Considering that ROCK is part of the EphA4 downstream signalling pathway, the correlation of high expression of the EphA4 receptor with rapid disease progression of MND is consistent with the idea that EphA4 mediates this effect through increased ROCK signalling. The EphA4 receptor tyrosine kinase is expressed on the cell surface and exerts diverse effects through the activation of multiple downstream signalling pathways [40][41]. Following the activation of EphA4, the GTPase Rho family, including Rho, Rac1 and Cdc42, is activated, interacting with its downstream effector proteins to exert different effects [15][36][42][43][44]. ROCK is one of the major effectors for Rho, and their interaction induces conformational changes of Rho and activates ROCK [45]. It has been reported that EphA4 negatively affects axon regeneration after SCI primarily through the Rho/ROCK signalling pathway [15], and the administration of Y-27632 has been shown to increase dendritic branching and axonal regeneration [46]. Similarly, the expression of EphA4 is significantly increased following ischemia-reperfusion in vitro and in vivo, and the activation of EphA4 contributes to the disruption of the blood–brain barrier (BBB) post-ischemic brain injury through Rho/ROCK signalling [24]. In the subarachnoid hemorrhage (SAH) rat model, EphA4 activation has also been shown to be responsible for the neuronal apoptosis and BBB breakdown through the ROCK pathway [35]. Moreover, a reduction in EphA4 has been shown to improve the behavioural function of different ischemic stroke animal models via the inhibition of its downstream Rho/ROCK pathway [24][35][36]. Therefore, it is likely that during MND progression, high expression of EphA4 on motor neurons participates in the increasing motor neuron death by activating the Rho/ROCK downstream pathway.

3. Conclusions

Research to date suggests that EphA4 dysfunction in motor neurons likely contributes to progressive cell death directly in MND pathology.
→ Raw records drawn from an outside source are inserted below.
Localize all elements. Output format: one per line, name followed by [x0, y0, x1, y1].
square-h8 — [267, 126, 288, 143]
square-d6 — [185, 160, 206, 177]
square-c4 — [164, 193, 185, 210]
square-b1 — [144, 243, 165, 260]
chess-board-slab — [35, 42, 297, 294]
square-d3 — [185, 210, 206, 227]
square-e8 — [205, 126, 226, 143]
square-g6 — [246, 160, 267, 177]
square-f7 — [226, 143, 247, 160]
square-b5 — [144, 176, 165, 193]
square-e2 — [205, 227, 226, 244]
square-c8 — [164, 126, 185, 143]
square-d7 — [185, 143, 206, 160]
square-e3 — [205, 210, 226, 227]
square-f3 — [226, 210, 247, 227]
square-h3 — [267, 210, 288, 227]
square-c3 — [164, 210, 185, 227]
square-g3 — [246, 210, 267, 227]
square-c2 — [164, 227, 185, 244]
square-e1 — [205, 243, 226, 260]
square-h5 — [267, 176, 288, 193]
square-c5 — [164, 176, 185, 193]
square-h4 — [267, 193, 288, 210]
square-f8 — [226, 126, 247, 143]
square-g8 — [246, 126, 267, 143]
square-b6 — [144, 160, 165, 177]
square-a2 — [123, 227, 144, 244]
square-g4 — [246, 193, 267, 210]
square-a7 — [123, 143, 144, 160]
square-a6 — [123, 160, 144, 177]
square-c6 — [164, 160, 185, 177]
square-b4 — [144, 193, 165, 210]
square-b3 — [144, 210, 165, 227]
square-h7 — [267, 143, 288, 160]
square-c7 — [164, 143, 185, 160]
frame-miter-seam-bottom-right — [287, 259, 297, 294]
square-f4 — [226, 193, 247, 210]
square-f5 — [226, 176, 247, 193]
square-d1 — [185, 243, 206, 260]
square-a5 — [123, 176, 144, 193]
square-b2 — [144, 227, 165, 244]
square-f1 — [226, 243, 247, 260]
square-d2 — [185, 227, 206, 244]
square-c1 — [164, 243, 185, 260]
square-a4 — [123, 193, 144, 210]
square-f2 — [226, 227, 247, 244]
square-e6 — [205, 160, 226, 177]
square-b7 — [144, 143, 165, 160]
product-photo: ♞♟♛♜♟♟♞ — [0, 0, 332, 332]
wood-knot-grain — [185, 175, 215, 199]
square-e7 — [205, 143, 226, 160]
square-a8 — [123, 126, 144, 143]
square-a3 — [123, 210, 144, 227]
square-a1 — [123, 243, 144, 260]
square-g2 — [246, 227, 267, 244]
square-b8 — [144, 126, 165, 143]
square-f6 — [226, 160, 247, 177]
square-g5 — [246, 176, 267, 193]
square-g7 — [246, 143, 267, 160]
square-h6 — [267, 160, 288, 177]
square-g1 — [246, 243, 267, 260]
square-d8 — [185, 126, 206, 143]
However, the underlying mechanism remains unclear. Here, we raise three potential mechanisms: EphA4 downstream Rho/ROCK signalling activation, EphA4-mediated d -serine-related NMDAR dysfunction and EphA4-dependent altered Ca 2+ currents. Further investigations are required to determine which mechanism plays the major role in regulating the EphA4-induced effect on motor neuron death in MND. Considering that EphA4 can bind to almost all ephrin ligands, different types of ligand-induced EphA4 activation may exert the same effect on motor neuron survival with different preferences for mechanisms, depending on the tissue- and cell-type specificity. These findings also indicate that mEphA4-Fc is likely to be an effective therapy for MND, due to its ability to competitively bind all EphA4 ligands. The related research into this mechanism could provide insight into combination drug therapies to further improve the therapeutic outcomes for MND patients.